One of Danaher’s most notable changes to the sport of jiu-jitsu is his almost revolutionary introduction of the leg lock game. It has become a staple of the Danahar Death Squad and has led to many a world championship title. He stated that:

“Leg locks was the most obvious one. In a game which was supposedly all about controlling into submission, there was an arbitrary rule that 50% of the body couldn’t be attacked. It was lunacy. And for the last 10 years I believe that it’s fair to say that we’ve reached a point where that is no longer the case, that is a great weakness within jiu-jitsu. The younger generation of jiu-jitsu, I would match them against any grappling art in the world on leg locks. With no fear whatsoever.”

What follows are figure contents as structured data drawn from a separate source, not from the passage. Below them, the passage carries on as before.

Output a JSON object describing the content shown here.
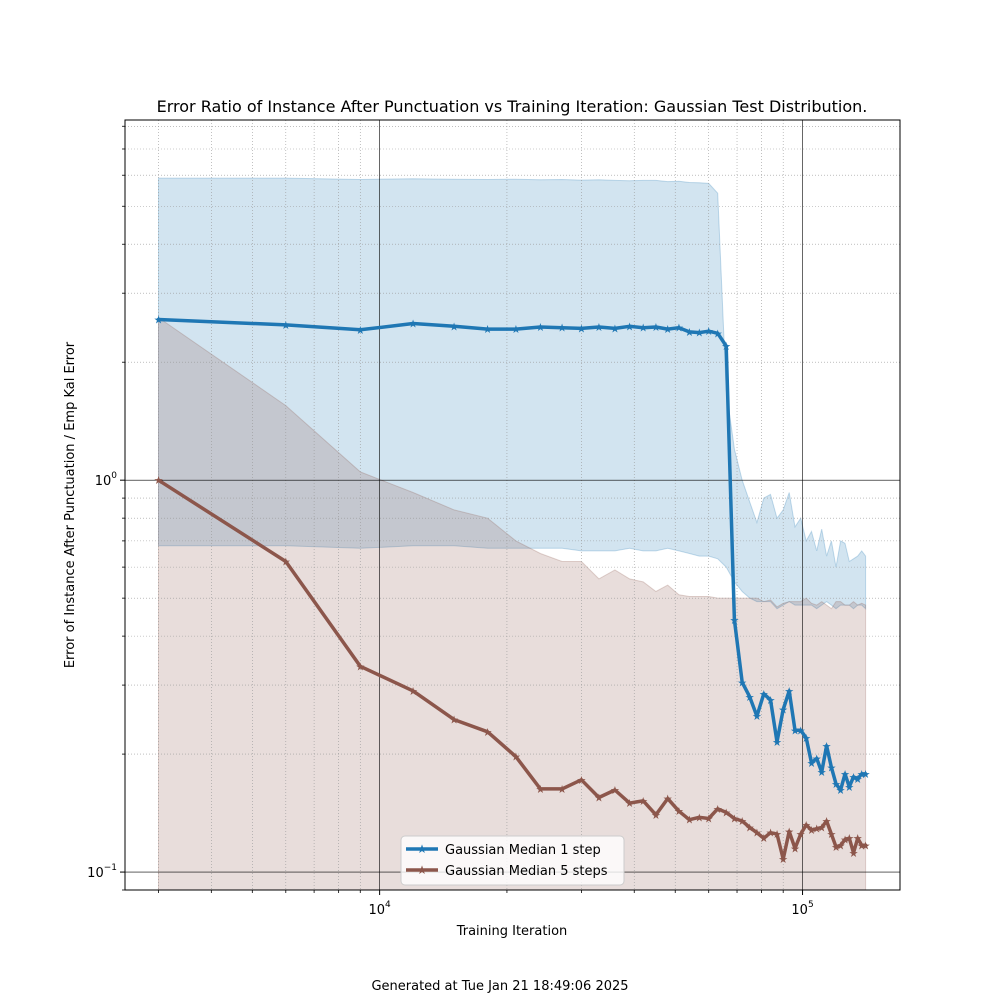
{
  "footer": "Generated at Tue Jan 21 18:49:06 2025",
  "chart_data": {
    "type": "line",
    "title": "Error Ratio of Instance After Punctuation vs Training Iteration: Gaussian Test Distribution.",
    "xlabel": "Training Iteration",
    "ylabel": "Error of Instance After Punctuation / Emp Kal Error",
    "xscale": "log",
    "yscale": "log",
    "xlim": [
      2500,
      170000
    ],
    "ylim": [
      0.09,
      8.3
    ],
    "grid": true,
    "legend_position": "lower center",
    "x_ticks": [
      {
        "value": 10000,
        "base": "10",
        "exp": "4"
      },
      {
        "value": 100000,
        "base": "10",
        "exp": "5"
      }
    ],
    "y_ticks": [
      {
        "value": 0.1,
        "base": "10",
        "exp": "−1"
      },
      {
        "value": 1,
        "base": "10",
        "exp": "0"
      }
    ],
    "series": [
      {
        "name": "Gaussian Median 1 step",
        "color": "#1f77b4",
        "band_color": "#1f77b4",
        "x": [
          3000,
          6000,
          9000,
          12000,
          15000,
          18000,
          21000,
          24000,
          27000,
          30000,
          33000,
          36000,
          39000,
          42000,
          45000,
          48000,
          51000,
          54000,
          57000,
          60000,
          63000,
          66000,
          69000,
          72000,
          75000,
          78000,
          81000,
          84000,
          87000,
          90000,
          93000,
          96000,
          99000,
          102000,
          105000,
          108000,
          111000,
          114000,
          117000,
          120000,
          123000,
          126000,
          129000,
          132000,
          135000,
          138000,
          141000
        ],
        "values": [
          2.57,
          2.49,
          2.42,
          2.51,
          2.47,
          2.43,
          2.43,
          2.46,
          2.45,
          2.44,
          2.46,
          2.44,
          2.47,
          2.45,
          2.46,
          2.43,
          2.45,
          2.39,
          2.38,
          2.4,
          2.37,
          2.2,
          0.44,
          0.305,
          0.28,
          0.25,
          0.285,
          0.275,
          0.215,
          0.26,
          0.29,
          0.23,
          0.23,
          0.22,
          0.19,
          0.195,
          0.18,
          0.21,
          0.185,
          0.168,
          0.162,
          0.178,
          0.165,
          0.175,
          0.173,
          0.178,
          0.178
        ],
        "band_upper": [
          5.9,
          5.9,
          5.85,
          5.88,
          5.86,
          5.85,
          5.86,
          5.84,
          5.85,
          5.83,
          5.84,
          5.82,
          5.81,
          5.82,
          5.82,
          5.78,
          5.79,
          5.75,
          5.74,
          5.72,
          5.4,
          1.7,
          1.2,
          1.0,
          0.88,
          0.78,
          0.9,
          0.92,
          0.8,
          0.84,
          0.93,
          0.76,
          0.8,
          0.7,
          0.74,
          0.66,
          0.75,
          0.64,
          0.7,
          0.6,
          0.7,
          0.69,
          0.62,
          0.63,
          0.64,
          0.66,
          0.64
        ],
        "band_lower": [
          0.68,
          0.68,
          0.67,
          0.68,
          0.68,
          0.67,
          0.67,
          0.67,
          0.67,
          0.66,
          0.66,
          0.66,
          0.67,
          0.66,
          0.66,
          0.67,
          0.66,
          0.65,
          0.64,
          0.64,
          0.63,
          0.6,
          0.55,
          0.52,
          0.5,
          0.49,
          0.49,
          0.49,
          0.47,
          0.48,
          0.49,
          0.48,
          0.48,
          0.48,
          0.48,
          0.47,
          0.48,
          0.49,
          0.48,
          0.47,
          0.48,
          0.48,
          0.48,
          0.47,
          0.48,
          0.48,
          0.47
        ]
      },
      {
        "name": "Gaussian Median 5 steps",
        "color": "#8c564b",
        "band_color": "#8c564b",
        "x": [
          3000,
          6000,
          9000,
          12000,
          15000,
          18000,
          21000,
          24000,
          27000,
          30000,
          33000,
          36000,
          39000,
          42000,
          45000,
          48000,
          51000,
          54000,
          57000,
          60000,
          63000,
          66000,
          69000,
          72000,
          75000,
          78000,
          81000,
          84000,
          87000,
          90000,
          93000,
          96000,
          99000,
          102000,
          105000,
          108000,
          111000,
          114000,
          117000,
          120000,
          123000,
          126000,
          129000,
          132000,
          135000,
          138000,
          141000
        ],
        "values": [
          1.0,
          0.62,
          0.335,
          0.29,
          0.245,
          0.228,
          0.197,
          0.163,
          0.163,
          0.172,
          0.155,
          0.162,
          0.15,
          0.152,
          0.14,
          0.154,
          0.143,
          0.136,
          0.138,
          0.137,
          0.145,
          0.142,
          0.137,
          0.135,
          0.13,
          0.126,
          0.122,
          0.126,
          0.125,
          0.108,
          0.127,
          0.115,
          0.125,
          0.132,
          0.128,
          0.129,
          0.13,
          0.135,
          0.125,
          0.116,
          0.117,
          0.121,
          0.122,
          0.112,
          0.122,
          0.117,
          0.117
        ],
        "band_upper": [
          2.6,
          1.55,
          1.05,
          0.93,
          0.84,
          0.8,
          0.7,
          0.65,
          0.62,
          0.62,
          0.56,
          0.59,
          0.56,
          0.55,
          0.52,
          0.54,
          0.51,
          0.505,
          0.505,
          0.505,
          0.5,
          0.5,
          0.5,
          0.5,
          0.5,
          0.5,
          0.49,
          0.495,
          0.475,
          0.485,
          0.49,
          0.49,
          0.49,
          0.5,
          0.485,
          0.48,
          0.49,
          0.48,
          0.47,
          0.49,
          0.49,
          0.48,
          0.48,
          0.49,
          0.48,
          0.485,
          0.48
        ],
        "band_lower": [
          0.09,
          0.09,
          0.09,
          0.09,
          0.09,
          0.09,
          0.09,
          0.09,
          0.09,
          0.09,
          0.09,
          0.09,
          0.09,
          0.09,
          0.09,
          0.09,
          0.09,
          0.09,
          0.09,
          0.09,
          0.09,
          0.09,
          0.09,
          0.09,
          0.09,
          0.09,
          0.09,
          0.09,
          0.09,
          0.09,
          0.09,
          0.09,
          0.09,
          0.09,
          0.09,
          0.09,
          0.09,
          0.09,
          0.09,
          0.09,
          0.09,
          0.09,
          0.09,
          0.09,
          0.09,
          0.09,
          0.09
        ]
      }
    ]
  }
}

The 2 Remaining Weaknesses

Whilst Danaher is happy with his work solving the leg lock issue in jiu-jitsu, he maintains that there are still two major flaws in the sport that must be dealt with. He stated that:

“Jiu-jitsu has to do something about the crisis which is starting to emerge around takedowns and the ability to impose top position. What you see among jiu-jitsu athletes now who go into mixed martial arts is they just have to turn to other arts. They have to learn wrestling. And there’s nothing wrong with that. But the truth is jiu-jitsu has become a relative smaller and smaller component of mixed martial arts. Rather than what it was when it first started which is a dominant force in mixed martial arts. Now for most of the athletes, jiu-jitsu is something you learn to stay out of some pesky submission holds. It’s not the be all and focus for most of the athles in mixed martial arts.”

“I think we have done a great job of over coming one out of three great problems in jiu-jitsu. But there’s still two more to go.”